Correlation

Section 2.3 Correlation

You can plot points and plot the resulting best-fit line determined in the previous section but the question remains whether the line is any good. In particular, the real use of the line often is to subsequently predict y-values for a given x-value. However, it is very likely that the best-fit line does not even pass through any of the provided data points. So, how can something that misses every marker still be considered a good fit.
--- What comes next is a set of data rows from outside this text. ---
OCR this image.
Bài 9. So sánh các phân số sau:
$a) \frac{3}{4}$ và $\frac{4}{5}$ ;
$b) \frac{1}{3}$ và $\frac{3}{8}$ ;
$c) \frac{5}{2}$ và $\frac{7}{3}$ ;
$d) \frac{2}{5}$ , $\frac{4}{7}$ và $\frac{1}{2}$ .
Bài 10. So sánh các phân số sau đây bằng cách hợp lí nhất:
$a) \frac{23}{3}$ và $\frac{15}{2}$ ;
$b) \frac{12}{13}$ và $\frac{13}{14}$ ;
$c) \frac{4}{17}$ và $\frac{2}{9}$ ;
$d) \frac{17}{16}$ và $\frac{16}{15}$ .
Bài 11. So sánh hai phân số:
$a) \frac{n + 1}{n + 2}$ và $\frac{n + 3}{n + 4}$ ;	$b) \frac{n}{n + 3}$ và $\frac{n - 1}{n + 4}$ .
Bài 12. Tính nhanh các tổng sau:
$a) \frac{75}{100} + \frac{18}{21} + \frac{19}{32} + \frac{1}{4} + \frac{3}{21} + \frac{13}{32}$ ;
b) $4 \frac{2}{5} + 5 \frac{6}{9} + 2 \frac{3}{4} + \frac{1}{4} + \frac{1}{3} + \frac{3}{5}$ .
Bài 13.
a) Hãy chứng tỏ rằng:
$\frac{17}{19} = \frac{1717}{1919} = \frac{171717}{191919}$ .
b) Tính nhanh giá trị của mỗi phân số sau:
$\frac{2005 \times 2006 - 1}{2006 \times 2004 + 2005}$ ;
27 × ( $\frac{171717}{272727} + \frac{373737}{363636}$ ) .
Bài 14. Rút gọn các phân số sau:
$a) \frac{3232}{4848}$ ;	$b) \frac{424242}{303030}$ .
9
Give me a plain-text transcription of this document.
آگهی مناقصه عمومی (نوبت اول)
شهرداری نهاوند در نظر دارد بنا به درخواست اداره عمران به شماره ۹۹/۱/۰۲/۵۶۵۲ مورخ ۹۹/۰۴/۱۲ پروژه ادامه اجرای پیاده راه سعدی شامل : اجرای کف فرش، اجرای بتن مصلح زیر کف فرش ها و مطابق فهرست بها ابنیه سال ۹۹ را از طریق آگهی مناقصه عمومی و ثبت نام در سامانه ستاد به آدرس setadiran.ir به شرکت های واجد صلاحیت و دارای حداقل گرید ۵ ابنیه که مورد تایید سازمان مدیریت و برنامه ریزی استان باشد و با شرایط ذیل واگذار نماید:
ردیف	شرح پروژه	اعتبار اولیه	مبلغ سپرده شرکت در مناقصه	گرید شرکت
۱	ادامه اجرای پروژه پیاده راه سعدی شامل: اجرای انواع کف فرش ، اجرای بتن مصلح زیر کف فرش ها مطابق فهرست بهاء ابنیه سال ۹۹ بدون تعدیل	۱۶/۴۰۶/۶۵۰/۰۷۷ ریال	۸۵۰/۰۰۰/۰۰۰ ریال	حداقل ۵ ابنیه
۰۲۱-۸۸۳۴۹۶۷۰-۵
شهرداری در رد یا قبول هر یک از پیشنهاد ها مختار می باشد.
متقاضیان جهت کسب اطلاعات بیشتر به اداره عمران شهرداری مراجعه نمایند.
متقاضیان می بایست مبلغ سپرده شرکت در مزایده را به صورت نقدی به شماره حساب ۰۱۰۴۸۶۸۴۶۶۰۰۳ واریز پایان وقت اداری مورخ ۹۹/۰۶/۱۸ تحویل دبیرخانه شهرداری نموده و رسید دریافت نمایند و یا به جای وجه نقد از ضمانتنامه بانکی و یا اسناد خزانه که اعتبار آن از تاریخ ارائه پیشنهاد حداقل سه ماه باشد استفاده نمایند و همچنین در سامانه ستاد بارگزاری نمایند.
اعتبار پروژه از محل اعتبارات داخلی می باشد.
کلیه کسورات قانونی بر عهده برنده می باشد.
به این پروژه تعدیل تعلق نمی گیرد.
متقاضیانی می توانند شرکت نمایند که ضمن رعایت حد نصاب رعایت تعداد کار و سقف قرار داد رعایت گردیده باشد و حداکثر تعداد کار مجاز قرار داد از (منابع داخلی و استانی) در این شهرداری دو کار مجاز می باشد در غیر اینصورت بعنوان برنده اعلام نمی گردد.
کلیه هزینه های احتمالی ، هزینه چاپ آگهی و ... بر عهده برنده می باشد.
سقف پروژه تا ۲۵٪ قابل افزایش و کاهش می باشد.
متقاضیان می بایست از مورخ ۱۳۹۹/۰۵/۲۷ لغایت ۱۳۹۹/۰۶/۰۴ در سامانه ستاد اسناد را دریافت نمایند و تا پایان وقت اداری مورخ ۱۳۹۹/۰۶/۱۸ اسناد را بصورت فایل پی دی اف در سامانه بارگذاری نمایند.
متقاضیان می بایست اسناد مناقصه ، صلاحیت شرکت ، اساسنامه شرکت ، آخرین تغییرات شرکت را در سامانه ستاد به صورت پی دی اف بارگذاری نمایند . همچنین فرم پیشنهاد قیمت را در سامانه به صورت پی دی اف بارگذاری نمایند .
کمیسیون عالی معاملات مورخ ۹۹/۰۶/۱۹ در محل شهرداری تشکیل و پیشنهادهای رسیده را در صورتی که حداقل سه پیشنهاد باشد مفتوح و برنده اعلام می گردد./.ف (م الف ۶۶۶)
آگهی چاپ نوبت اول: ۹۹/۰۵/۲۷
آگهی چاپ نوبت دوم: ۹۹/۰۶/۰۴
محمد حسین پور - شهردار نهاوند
To quantify this, we first need to discuss a way to measure how two variables might vary with each other.

Definition 2.3.1 Covariance

Given paired (sample) data

\begin{equation*} (x_0,y_0), (x_1,y_1), ... , (x_n,y_n) \end{equation*}

with corresponding means \(\overline{x}\) and \(\overline{y}\text{,}\) the covariance is given by

\begin{equation*} Cov(X,Y) = \sum_{k=0}^n (x_k-\overline{x})(y_k-\overline{y})/n \end{equation*}

and similarly if using population data in which you would use instead the mean of the x-values \(\mu_x\) and the mean of the y-values \(\mu_y\text{.}\)

Theorem 2.3.2 Alternate Formula for Covariance

\begin{equation*} Cov(X,Y) = \frac{\sum_{k=0}^n x_k y_k}{n} - \overline{x} \overline{y} \end{equation*}

Proof

\begin{align*} Cov(X,Y) & = \sum_{k=0}^n (x_k-\overline{x})(y_k-\overline{y})/n\\ & = \sum_{k=0}^n \left [ x_k y_k -\overline{x} y_k-\overline{y} x_k + \overline{x} \overline{y} \right ]/n.\\ & = \sum_{k=0}^n x_k y_k /n - \overline{x} \sum_{k=0}^n y_k /n - \overline{y} \sum_{k=0}^n x_k /n + \overline{x} \overline{y} \end{align*}

which simplifies to the desired result using the definition of the mean.

This general definition provides a general measure which is a second order term (like variance) but also maintains "units". To provide a unit-less metric, consider the following measure.

Definition 2.3.3 Correlation Coefficient

Given a collection of data points, the correlation coefficient is given by

\begin{equation*} r = \frac{Cov(X,Y)}{s_x s_y} \end{equation*}

where \(s_x\) is the standard deviation of the x-values only and \(s_y\) is the standard deviation of the y-values only. A similar statistics for population data would instead utilize \(\sigma_x\) and \(\sigma_y\) as the respective standard deviations of the x-values and y-values.

Theorem 2.3.4 Interpretation of the Correlation Coefficient

If the points are colinear with a positive slope then r=1 and if the points are collinear with a negative slope then r=-1.

Proof

Assume the data points are colinear with a positive slope. Then the \(TSE(m_0,b_0) = 0\) for some \(m_0\) and \(b_0\text{.}\) For this line notice that \(f(x_k) = y_k\) exactly for all data points. It is easy to show then that \(\overline{y} = m_0 \overline{x} + b_0\) and \(s_y = | m_0 | s_x\text{.}\) Therefore,

\begin{equation*} Cov(X,Y) = \sum_{k=0}^n (x_k-\overline{x})(m_0 x_k + b_0 - (m_0 \overline{x} + b_0))/n = m_0 s_x^2 \end{equation*}

Putting these together gives correlation coefficient

\begin{equation*} r = \frac{m_0 s_x^2}{s_x m_0 s_x} = 1. \end{equation*}

A similar proof follows in the second case by noting that \(m_0 / | m_0 | = -1\text{.}\)

Checkpoint 2.3.5 WebWork

Interpreting correlation coefficients.

Checkpoint 2.3.6 WebWork

Interpreting correlation coefficients.

Checkpoint 2.3.7 Correlation equaling 0

Consider the data points (1,1), (1,2), (2,1), (2,2). Plot these points and consider the nature of the best fit line. Show using software that the correlation coefficient is zero. Justify why TSE(m,b) = 1 must be the minimum.